His status for the Cardinal’s first home game in three weeks will be determined later in the week, though Stanford coach David Shaw seemed optimistic on Tuesday.
“He’ll kind of be day-to-day, and we’ll probably make a late-week decision,” Shaw said. “The good thing is, it doesn’t look severe — not as severe as he went through last year, which is great.”
Love missed a game in 2017 due to an ankle injury, making his 2,118 rushing yards more impressive. And, when in the lineup, Love battled through the effects of the injury – making his FBS record of breaking at least one run of 30 yards or more in every game that much more eye-popping.
The running back’s game-changing ability becomes clear not just in his statistics, but the performance of the Stanford offense when defenses must account for Love. The fourth quarter of Saturday’s loss at Notre Dame underscores Love’s value.
Stanford trailed the Fighting Irish by a single possession when Love went to the locker room, but the Cardinal failed to gain a yard on its ensuing two possessions. One included an interception, as the Notre Dame defense adjusted to not having to face the threat of Love’s potential on the ground.
“There’s that combination of making sure he gets enough touches,” Shaw said of Love. “Because if he does (get multiple opportunities), he can typically break one and also realize, if (opposing defenses) are making it difficult, there are other things we can do.”

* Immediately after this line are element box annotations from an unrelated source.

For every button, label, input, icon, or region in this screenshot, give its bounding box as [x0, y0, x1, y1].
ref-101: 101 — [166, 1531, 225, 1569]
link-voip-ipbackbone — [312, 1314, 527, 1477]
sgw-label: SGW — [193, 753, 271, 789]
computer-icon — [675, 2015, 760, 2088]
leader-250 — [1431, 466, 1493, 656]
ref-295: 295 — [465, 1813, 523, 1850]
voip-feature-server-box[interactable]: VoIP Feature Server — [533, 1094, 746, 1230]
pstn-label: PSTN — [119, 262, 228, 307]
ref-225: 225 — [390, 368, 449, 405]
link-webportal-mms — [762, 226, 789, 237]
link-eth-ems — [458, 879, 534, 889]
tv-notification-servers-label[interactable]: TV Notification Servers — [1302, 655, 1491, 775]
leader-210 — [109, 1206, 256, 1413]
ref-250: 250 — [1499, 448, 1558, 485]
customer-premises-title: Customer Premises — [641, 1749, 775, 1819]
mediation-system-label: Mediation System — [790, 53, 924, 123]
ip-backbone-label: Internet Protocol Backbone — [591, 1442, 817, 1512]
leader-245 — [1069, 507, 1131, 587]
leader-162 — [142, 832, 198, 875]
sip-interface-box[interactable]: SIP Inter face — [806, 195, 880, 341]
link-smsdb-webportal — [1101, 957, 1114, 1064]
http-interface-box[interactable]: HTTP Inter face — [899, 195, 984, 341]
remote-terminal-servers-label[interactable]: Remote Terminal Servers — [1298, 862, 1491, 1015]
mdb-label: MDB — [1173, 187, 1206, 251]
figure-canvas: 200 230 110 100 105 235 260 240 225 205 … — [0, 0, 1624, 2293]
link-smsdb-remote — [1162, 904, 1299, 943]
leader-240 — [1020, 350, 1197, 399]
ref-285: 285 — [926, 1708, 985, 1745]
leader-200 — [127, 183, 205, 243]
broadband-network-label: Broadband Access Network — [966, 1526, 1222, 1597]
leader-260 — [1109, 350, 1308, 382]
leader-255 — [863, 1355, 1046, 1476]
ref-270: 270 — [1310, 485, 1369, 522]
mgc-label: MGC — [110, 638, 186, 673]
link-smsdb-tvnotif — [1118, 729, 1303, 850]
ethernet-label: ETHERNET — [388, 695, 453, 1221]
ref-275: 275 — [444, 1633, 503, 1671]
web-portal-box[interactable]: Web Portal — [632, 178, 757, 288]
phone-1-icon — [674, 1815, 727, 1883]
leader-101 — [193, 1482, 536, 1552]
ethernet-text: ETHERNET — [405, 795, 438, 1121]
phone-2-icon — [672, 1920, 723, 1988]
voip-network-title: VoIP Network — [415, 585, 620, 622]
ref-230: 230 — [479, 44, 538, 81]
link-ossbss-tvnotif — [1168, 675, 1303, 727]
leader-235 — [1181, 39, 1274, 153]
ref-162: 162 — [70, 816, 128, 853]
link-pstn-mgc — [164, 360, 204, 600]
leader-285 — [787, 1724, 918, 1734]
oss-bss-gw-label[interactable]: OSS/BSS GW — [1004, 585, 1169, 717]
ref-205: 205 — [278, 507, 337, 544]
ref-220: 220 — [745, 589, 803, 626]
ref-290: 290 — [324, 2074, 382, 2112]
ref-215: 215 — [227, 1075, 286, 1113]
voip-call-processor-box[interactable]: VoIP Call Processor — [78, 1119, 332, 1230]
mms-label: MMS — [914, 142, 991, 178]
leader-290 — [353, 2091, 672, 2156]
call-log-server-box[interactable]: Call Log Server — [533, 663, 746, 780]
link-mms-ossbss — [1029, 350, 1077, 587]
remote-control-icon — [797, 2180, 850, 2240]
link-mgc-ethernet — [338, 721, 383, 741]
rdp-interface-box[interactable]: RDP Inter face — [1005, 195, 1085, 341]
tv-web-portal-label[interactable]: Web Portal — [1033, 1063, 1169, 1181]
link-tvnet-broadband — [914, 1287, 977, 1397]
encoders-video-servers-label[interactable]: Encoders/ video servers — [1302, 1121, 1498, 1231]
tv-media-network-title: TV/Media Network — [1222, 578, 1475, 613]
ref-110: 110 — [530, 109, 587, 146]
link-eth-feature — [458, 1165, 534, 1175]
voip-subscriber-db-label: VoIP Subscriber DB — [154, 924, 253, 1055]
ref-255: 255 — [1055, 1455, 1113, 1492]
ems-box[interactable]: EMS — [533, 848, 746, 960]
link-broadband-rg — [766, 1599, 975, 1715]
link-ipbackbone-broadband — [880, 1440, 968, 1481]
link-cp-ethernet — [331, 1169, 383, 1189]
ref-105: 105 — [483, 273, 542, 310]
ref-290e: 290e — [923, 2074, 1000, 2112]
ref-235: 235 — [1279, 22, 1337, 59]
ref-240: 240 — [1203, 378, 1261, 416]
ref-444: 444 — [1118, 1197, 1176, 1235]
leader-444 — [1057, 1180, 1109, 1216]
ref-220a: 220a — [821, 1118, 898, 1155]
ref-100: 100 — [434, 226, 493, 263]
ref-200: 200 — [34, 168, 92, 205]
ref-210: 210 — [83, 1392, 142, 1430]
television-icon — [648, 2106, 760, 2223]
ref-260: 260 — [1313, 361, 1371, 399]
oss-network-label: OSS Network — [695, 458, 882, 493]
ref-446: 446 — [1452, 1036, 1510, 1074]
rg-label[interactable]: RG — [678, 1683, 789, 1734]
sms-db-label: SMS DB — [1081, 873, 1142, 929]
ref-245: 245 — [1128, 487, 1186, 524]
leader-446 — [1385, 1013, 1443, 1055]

The Cardinal’s big-play threat with Love on the field does not end with him. Stanford’s been most effective offensively this season when quarterback K.J. Costello finds wide receiver J.J. Arcega-Whiteside on long-yardage passes in single coverage.
Stanford got one such play against Notre Dame to knot the score at 14 in the second quarter. In total, however, Arcega-Whiteside was limited to six yards per catch — well below the 24 he averaged prior to the Week 5 contest.
Utah ranks third in the country in rushing defense, yielding just 83.8 yards per game on the ground. Whittingham said elements that made Notre Dame’s defense effective can be implemented during game-week preparation. The Fighting Irish offered something of a blueprint to slow the Cardinal, but as Utah experienced last week at Washington State, knowing what will beat an opponent and executing it are separate challenges. The Cougars’ air-raid offense produced 445 yards through the air with none on the ground.
“We knew they were going to come out with the heavy pass, and they got the better of us this time,” defensive back Julian Blackmon said in the postgame press conference. “For us, it was just being in better position and understanding that they were running stuff that we saw on film.”
Blackmon said the defense adjusted well in the third quarter and for much of the fourth after giving up 14 second-quarter points. The one big play in the fourth, however, made all the difference.